# How fast can a side winder fishing trawler go?



## xelah11 (Jul 6, 2016)

How fast can a side winder fishing trawler go? What's the maximum speed and the average speed? An example boat I need to know about would be the Ross Tiger if that helps, or any of the Cat Boats from Grimsby.


----------



## trotterdotpom (Apr 29, 2005)

xelah11 said:


> How fast can a side winder fishing trawler go? What's the maximum speed and the average speed? An example boat I need to know about would be the Ross Tiger if that helps, or any of the Cat Boats from Grimsby.


I'm no expert, but I reckon Ross Tiger did about 11 or 12 knots, some of the bigger ones were faster.

Fun fact about the "Cat Boats": A lot of folk reckon that Ross Zebra was the only one that wasn't named after a cat - they were all supposed to be named by school kids and one of them came up with Zebra so they let it go. I'm here to tell you that a "Civet" isn't a blooming cat either, it's just dumb coffee-holics who call it a cat.

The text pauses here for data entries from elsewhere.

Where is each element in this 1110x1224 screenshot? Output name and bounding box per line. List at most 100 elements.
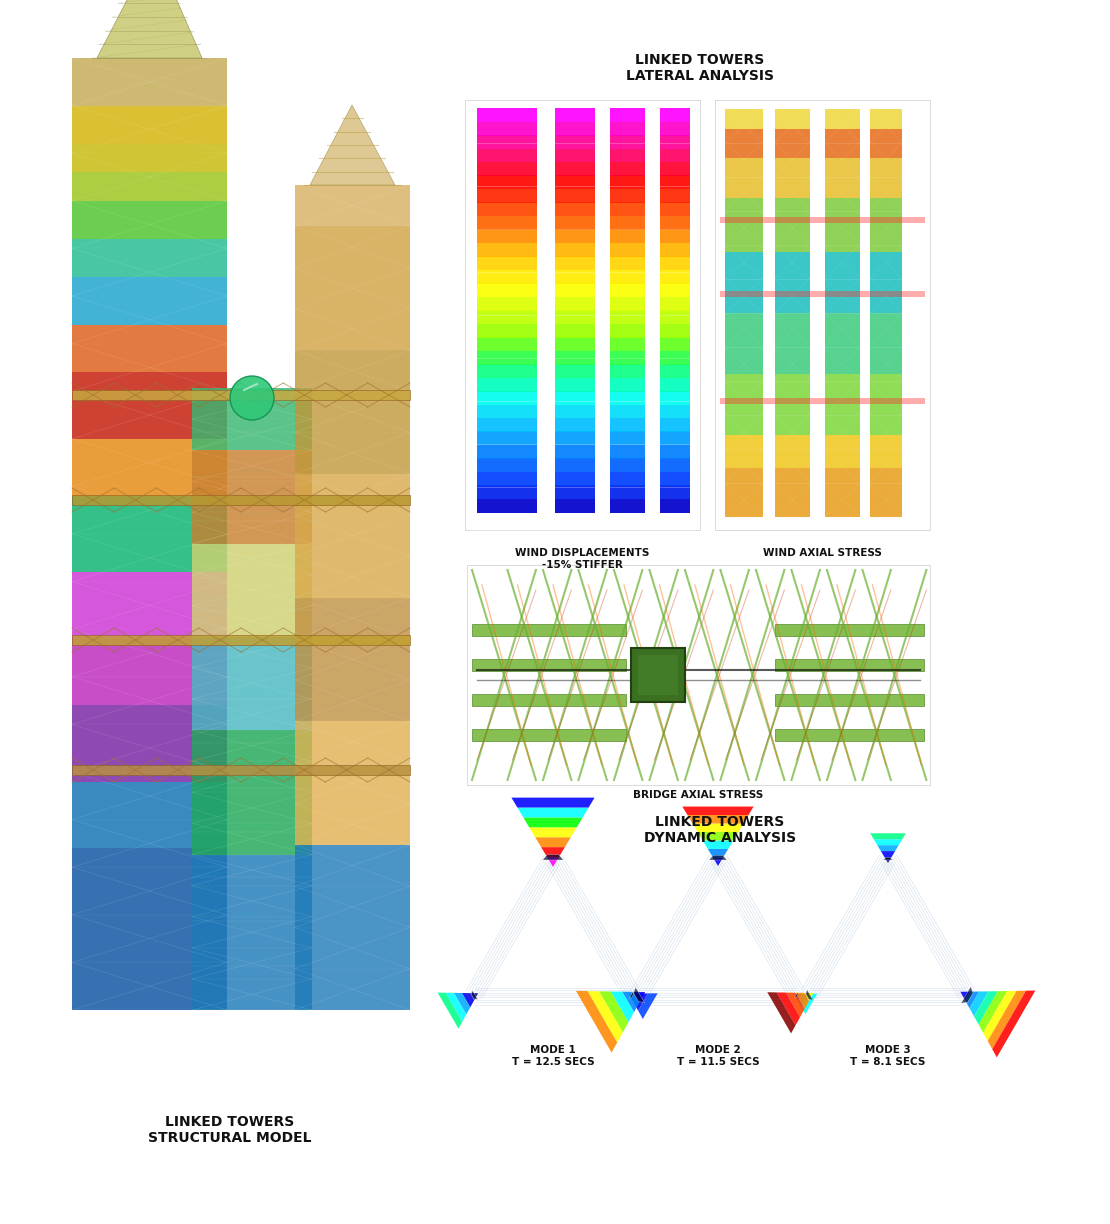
Bar [610,283,645,297]
Bar [295,474,410,597]
Bar [555,256,595,271]
Polygon shape [713,858,723,865]
Bar [610,390,645,405]
Bar [775,109,810,129]
Bar [870,158,902,198]
Bar [555,472,595,486]
Bar [555,446,595,459]
Bar [477,350,537,365]
Bar [720,218,925,224]
Bar [825,198,860,252]
Bar [477,323,537,338]
Bar [72,639,228,705]
Polygon shape [523,818,583,827]
Polygon shape [697,832,738,841]
Polygon shape [806,990,813,1000]
Bar [72,239,228,277]
Bar [825,375,860,436]
Bar [660,323,690,338]
Bar [192,854,312,1010]
Bar [295,185,410,226]
Bar [610,188,645,203]
Bar [555,202,595,217]
Text: WIND AXIAL STRESS: WIND AXIAL STRESS [763,548,881,558]
Bar [477,390,537,405]
Polygon shape [437,993,463,1028]
Polygon shape [979,991,1007,1033]
Polygon shape [629,991,634,999]
Bar [472,730,626,741]
Bar [72,173,228,201]
Polygon shape [801,994,817,1015]
Bar [295,845,410,1010]
Bar [555,296,595,311]
Text: WIND DISPLACEMENTS
-15% STIFFER: WIND DISPLACEMENTS -15% STIFFER [515,548,649,569]
Polygon shape [709,856,727,860]
Bar [192,636,312,730]
Polygon shape [961,987,973,1004]
Bar [555,431,595,446]
Bar [477,337,537,351]
Bar [472,624,626,636]
Bar [555,229,595,244]
Bar [555,377,595,392]
Bar [477,215,537,230]
Polygon shape [786,993,805,1017]
Bar [72,201,228,239]
Text: MODE 2
T = 11.5 SECS: MODE 2 T = 11.5 SECS [677,1045,759,1066]
Bar [72,390,410,400]
Bar [477,499,537,513]
Bar [610,459,645,472]
Polygon shape [634,991,645,1002]
Polygon shape [543,854,564,860]
Polygon shape [547,857,559,867]
Bar [477,242,537,257]
Bar [660,269,690,284]
Bar [477,256,537,271]
Bar [720,398,925,404]
Bar [610,135,645,149]
Bar [477,364,537,378]
Bar [660,431,690,446]
Bar [660,135,690,149]
Polygon shape [628,994,638,1002]
Bar [610,417,645,432]
Polygon shape [805,993,814,1001]
Bar [775,198,810,252]
Bar [555,283,595,297]
Bar [477,472,537,486]
Bar [472,659,626,671]
Bar [870,198,902,252]
Bar [660,148,690,163]
Bar [72,143,228,173]
Polygon shape [622,991,639,1012]
Polygon shape [97,0,202,58]
Bar [555,108,595,122]
Bar [610,404,645,419]
Bar [870,252,902,313]
Polygon shape [881,851,895,857]
Bar [660,283,690,297]
Bar [192,450,312,543]
Bar [870,468,902,517]
Polygon shape [576,991,617,1053]
Polygon shape [512,798,595,808]
Bar [775,659,924,671]
Polygon shape [535,837,571,847]
Polygon shape [687,815,748,824]
Polygon shape [983,991,1017,1040]
Bar [660,404,690,419]
Bar [555,135,595,149]
Bar [477,431,537,446]
Bar [725,436,763,468]
Bar [72,572,228,639]
Bar [775,375,810,436]
Bar [775,624,924,636]
Bar [555,364,595,378]
Bar [725,198,763,252]
FancyBboxPatch shape [638,655,678,695]
Bar [72,496,228,572]
Bar [610,148,645,163]
Bar [295,350,410,474]
Bar [775,436,810,468]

That's the way the cod-ends.

John T


----------



## Victor J. Croasdale (Nov 28, 2016)

They go real fast when a nuclear sub gets caught in the net. LOL


----------



## david freeman (Jan 26, 2006)

if you know the launch name, and builder, find out the speed from the trials data. Cook welton and gamon, and other builders on the Humber/ Just a suggestion, they could make market from Iceland very quickly as they were wet fishers the sider winders, in the 60/70;s SAy 15 Knots???


----------